セレブの謝罪、火に油を注いだNGケース
まずは、謝罪したことが状況をさらに悪くしたケースから検証。
謝罪するときにやるとほぼ100%炎上するのが、当然と言えるかもしれないが、言い訳をすること。2020年3月にインスタグラム・ライヴで、「例え皆がかかったとしても、まあ、人は死ぬだろうけどさ、もちろんそれは恐ろしいことだけどさ、まあ、避けられないんじゃないかな」と、新型コロナウイルスについて発言して炎上した俳優のヴァネッサ・ハジェンスは、その後、「文脈を切り取られた」とSNSで釈明。しかしこの言葉が“言い訳だ”としてさらなる批判を招いた直後、ヴァネッサはSNSを再び更新。「私の言葉が無神経で、今の国や世界が置かれている状況に全く適していなかったことを理解しました。今回のことは、今まで以上に、自分の言葉が持つ意味に気づかされる経験になりました」と謝罪した。
そのほかにセレブリティの謝罪声明でよく使われるものの、批判されやすいのが、“passive voice(受動態)”という表現の仕方。これは例えば、「私はケーキを作った」というところを「ケーキが作られた」と、主語から行為を行なった者を抜いた表現の仕方。
司会者を務めるトーク番組でセクハラやパワハラが横行していたことが2020年に発覚し、自身も多くの人から横柄な態度が告発されたエレン・デジェネレスの謝罪声明では、出だしで、「I learned that things happened here that never should have happened(ここで起こってはならないことが起きていたことを知りました」と、“passive voice(受動態)”を使用。さらに、270人のスタッフを管理することの難しさや、横柄だというウワサの背景にある誤解を説明したこの謝罪の翌日、メディアの見出しには「不誠実」「最悪」といった言葉が並んだ。
“相手のとらえ方”を謝罪声明に入れるのも、さらなる炎上を招く要注意行為。2020年に、ドラマ『glee/グリー』の撮影現場でのひどい態度が当時の共演者から暴露されたリア・ミシェルは、謝罪文で「自分自身のキャストたちに対する行動が、彼らには、どのように受け取られていたかということを見つめ直すきっかけとなるものでした」と、“perceived(受け取られていた)”という言葉を使用。すると、あたかも行動が悪とされたのは相手がそう受け取ったからだと言っているような表現が集中砲火を受けて大炎上。最初の告発を行なった俳優のサマンサ・ウェアも不快感をあらわにした。

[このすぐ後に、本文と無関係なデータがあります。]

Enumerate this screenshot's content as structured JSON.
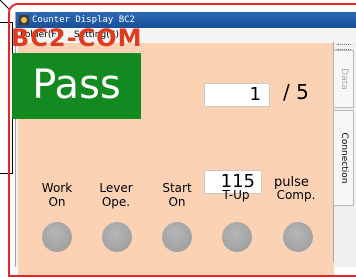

また、謝罪声明においてよく聞く、“傷つけるつもりはなかったですが、もしも傷つけてしまっていたのならば申し訳ない”というフレーズ。きちんと謝っているように聞こえるかもしれないが、「もしも(if)」という言葉が入ると高い確率でさらなる炎上を招く。例えば、複数の男性からMeTooされた俳優のケヴィン・スペイシーの「もしも、私が彼の言うような行動をとっていたとしたら、彼に心からの謝罪をしなければなりません」という言い回しにはと大きな批判が出た。
NGなケースを見ていると、そこには共通するのは、自分の責任を100%認めきれていないというところ。では、炎上を招きにくい優等生な謝罪声明とはどんな内容のものなのか?
フロントロウMEMO
謝罪声明と言えば、2017年からはハリウッドでMeTooされた男性からの謝罪声明が多く発表された。そのうち219件を分析したジョージア州立大学法学部による研究『申し訳ありません(申し訳なくありません):#MeTooの弁護を解読』によると、謝罪声明でもっとも顕著に使われていた言葉は「never(決してない)」と「alledge(主張)」。多くの声明で“否定”する言い回しと、告発をあくまで“主張”とする言い方が多かったことが分かった。責任を認め切れていない言い方と言えるが、予想どおり、著名人のMeTooに対する謝罪声明はそのほぼすべてが火に油を注ぐ結果となった。